The program works by tagging cattle with ultra-high-frequency tags. The program is designed to collect an individual animal’s ID number, a GPS location, date, and time, which is the basic information necessary for tracking a disease outbreak.

“We know for a traceability system to be effective, it needs to be simple, fast, and affordable to make its adoption within the industry as seamless as possible,” said White. Using UHF tags and readers at sale barns, feed yards, and packing plants, the program has three primary objectives:

1.   Develop an infrastructure for an animal disease traceability system.

2.   Evaluate the efficiency and capabilities of the animal disease traceability system and infrastructure.

3.   Determine the value of an animal disease traceability system throughout the supply chain.

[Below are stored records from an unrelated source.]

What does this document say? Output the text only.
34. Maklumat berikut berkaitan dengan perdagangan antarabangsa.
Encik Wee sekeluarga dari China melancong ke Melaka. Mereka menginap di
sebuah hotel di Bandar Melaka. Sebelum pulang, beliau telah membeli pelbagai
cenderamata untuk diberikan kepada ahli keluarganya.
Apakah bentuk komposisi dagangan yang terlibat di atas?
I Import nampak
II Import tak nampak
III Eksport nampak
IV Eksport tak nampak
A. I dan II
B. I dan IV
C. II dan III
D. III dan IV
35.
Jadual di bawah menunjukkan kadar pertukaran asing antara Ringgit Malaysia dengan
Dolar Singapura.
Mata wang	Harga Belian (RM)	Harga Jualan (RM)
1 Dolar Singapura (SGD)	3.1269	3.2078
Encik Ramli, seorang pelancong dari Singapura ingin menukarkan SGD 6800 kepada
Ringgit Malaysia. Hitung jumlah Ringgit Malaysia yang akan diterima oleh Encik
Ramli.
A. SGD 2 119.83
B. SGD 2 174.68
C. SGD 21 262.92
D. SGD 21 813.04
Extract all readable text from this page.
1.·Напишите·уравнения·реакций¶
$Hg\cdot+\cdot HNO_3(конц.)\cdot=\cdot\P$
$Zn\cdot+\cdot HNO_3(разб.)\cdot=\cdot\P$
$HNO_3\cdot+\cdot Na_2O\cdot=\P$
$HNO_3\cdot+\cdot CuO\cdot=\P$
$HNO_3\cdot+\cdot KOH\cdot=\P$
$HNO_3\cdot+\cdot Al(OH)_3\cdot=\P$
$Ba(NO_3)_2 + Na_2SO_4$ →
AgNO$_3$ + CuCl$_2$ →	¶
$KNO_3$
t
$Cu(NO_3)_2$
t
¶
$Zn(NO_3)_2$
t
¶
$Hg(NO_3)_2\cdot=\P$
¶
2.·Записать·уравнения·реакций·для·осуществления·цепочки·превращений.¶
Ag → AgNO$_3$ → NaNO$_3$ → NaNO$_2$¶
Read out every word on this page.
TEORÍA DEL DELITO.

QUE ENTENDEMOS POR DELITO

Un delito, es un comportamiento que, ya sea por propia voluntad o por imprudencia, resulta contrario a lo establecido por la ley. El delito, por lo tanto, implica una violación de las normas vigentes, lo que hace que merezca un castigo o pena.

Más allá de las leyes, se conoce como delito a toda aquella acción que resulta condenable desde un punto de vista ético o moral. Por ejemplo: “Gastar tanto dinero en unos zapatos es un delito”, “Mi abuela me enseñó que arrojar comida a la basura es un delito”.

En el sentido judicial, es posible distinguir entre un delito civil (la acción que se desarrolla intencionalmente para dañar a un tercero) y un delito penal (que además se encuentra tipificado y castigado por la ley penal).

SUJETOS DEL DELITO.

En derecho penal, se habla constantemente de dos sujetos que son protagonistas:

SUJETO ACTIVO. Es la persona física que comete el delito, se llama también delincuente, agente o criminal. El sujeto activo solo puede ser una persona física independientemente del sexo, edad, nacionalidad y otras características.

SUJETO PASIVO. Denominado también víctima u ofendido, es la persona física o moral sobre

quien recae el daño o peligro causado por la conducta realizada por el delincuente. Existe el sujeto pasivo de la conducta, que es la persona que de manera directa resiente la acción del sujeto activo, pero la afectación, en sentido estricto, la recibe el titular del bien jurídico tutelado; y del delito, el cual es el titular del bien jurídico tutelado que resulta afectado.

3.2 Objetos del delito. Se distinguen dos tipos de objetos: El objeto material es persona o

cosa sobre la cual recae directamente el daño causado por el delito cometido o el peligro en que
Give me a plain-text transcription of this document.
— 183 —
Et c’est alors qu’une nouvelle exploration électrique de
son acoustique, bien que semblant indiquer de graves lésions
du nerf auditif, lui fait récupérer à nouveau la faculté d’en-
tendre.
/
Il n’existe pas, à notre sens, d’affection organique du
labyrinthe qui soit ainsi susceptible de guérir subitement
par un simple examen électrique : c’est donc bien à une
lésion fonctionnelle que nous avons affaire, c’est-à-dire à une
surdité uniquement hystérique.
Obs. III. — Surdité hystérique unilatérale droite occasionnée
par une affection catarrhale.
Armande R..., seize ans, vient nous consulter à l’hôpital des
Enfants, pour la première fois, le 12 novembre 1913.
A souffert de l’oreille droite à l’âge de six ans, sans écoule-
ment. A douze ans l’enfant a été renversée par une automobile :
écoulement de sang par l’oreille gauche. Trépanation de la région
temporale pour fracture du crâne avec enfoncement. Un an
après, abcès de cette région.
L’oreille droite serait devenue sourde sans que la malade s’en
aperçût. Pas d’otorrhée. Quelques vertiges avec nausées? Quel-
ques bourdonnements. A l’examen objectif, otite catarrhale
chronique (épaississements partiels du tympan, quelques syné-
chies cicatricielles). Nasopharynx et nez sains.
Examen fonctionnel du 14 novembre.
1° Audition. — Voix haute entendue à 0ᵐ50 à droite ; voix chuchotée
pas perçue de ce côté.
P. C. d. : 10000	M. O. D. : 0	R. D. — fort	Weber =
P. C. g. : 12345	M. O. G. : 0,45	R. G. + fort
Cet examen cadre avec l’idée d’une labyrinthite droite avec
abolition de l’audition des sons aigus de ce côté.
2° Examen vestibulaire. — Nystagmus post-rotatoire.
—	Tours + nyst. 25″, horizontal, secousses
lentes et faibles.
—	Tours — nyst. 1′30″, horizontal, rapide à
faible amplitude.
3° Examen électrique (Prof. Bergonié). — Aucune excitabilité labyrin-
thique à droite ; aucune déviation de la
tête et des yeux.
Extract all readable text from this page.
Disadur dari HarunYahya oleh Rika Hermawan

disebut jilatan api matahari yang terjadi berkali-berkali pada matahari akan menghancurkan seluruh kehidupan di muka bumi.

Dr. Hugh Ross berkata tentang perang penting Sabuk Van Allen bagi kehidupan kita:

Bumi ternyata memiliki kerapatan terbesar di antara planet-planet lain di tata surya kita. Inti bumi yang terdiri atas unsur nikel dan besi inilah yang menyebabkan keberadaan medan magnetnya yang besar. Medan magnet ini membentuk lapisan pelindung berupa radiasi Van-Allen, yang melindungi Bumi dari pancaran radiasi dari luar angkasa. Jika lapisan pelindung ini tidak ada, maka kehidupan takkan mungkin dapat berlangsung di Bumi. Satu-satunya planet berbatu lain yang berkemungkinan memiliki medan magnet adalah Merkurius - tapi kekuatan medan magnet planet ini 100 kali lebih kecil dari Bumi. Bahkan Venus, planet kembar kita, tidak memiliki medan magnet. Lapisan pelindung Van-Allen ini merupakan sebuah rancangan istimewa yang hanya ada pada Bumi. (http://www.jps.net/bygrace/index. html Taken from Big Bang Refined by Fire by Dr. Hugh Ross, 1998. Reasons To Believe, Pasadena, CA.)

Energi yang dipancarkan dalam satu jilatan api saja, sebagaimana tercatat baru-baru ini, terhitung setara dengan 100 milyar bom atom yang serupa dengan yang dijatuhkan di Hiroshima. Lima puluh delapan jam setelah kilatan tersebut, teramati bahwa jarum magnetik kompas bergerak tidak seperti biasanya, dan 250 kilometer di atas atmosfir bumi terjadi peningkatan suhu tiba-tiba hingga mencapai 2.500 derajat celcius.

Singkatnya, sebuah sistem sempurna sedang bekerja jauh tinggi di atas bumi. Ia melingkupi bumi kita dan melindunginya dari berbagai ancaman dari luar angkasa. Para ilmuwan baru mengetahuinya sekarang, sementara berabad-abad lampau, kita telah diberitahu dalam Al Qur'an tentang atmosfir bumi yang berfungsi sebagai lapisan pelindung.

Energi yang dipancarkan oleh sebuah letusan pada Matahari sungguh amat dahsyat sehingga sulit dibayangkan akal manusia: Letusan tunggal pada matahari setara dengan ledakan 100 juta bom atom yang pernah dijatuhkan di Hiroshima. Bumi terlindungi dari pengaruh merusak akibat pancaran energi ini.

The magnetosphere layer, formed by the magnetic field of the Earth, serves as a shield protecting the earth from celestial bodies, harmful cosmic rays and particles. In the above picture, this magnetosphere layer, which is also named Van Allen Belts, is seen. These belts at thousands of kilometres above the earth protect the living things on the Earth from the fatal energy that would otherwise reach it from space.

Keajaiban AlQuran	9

The need for a traceability system, such as CattleTrace, to prevent or contain a disease outbreak is extremely important. Infectious and contagious diseases such as FMD – foot-and-mouth disease – a highly contagious viral disease that can cause illness in animals with divided hooves, can have a devastating economic impact on individual cattle producers as well as the whole agricultural industry.

Dustin Pendell, a Kansas State University agricultural economist who specializes in animal health economics, used data from FMD spread models to examine the economic impact of an outbreak. He estimated that an FMD outbreak in this region, with no emergency vaccination program, could result in losses to producers and consumers of approximately $188 billion and additional government losses of $11 billion due to controlling livestock movement and depopulating infected livestock.

However, if an aggressive emergency vaccination program was implemented, such as a 30-mile vaccination zone from the outbreak, losses could be reduced to approximately $56 billion for producers and consumers and $1.1 billion in government costs. A traceability program would be a huge aid in implementing an emergency vaccination program.

A traceability program would have inherent costs to producers. From buying UHF tags and readers and possibly added labor, cost of production would slightly increase. A National Cattlemen Beef Association feasibility study on traceability systems estimates increased costs of $2.65-$4.65 per head for cow-calf operations, 15 cents-82 cents per head for stockers and backgrounders, 13 cents-82 cents per head for feedlots, and 19 cents per head for packing plants.

However, these extra costs could end up being small compared to the gains made for producers. With traceability, producers could have easy entry into value-added programs, easy and efficient herd record-keeping systems, and increased export markets.

Most importantly, a traceability system would effectively help ensure a safe food supply for consumers at restaurants and grocery stores.

Derek Pfeifer, a 2017 Ellis High School graduate, is a senior majoring in general agriculture at Fort Hays State University. He is the son of Dave and LuAnn Pfeifer, Ellis.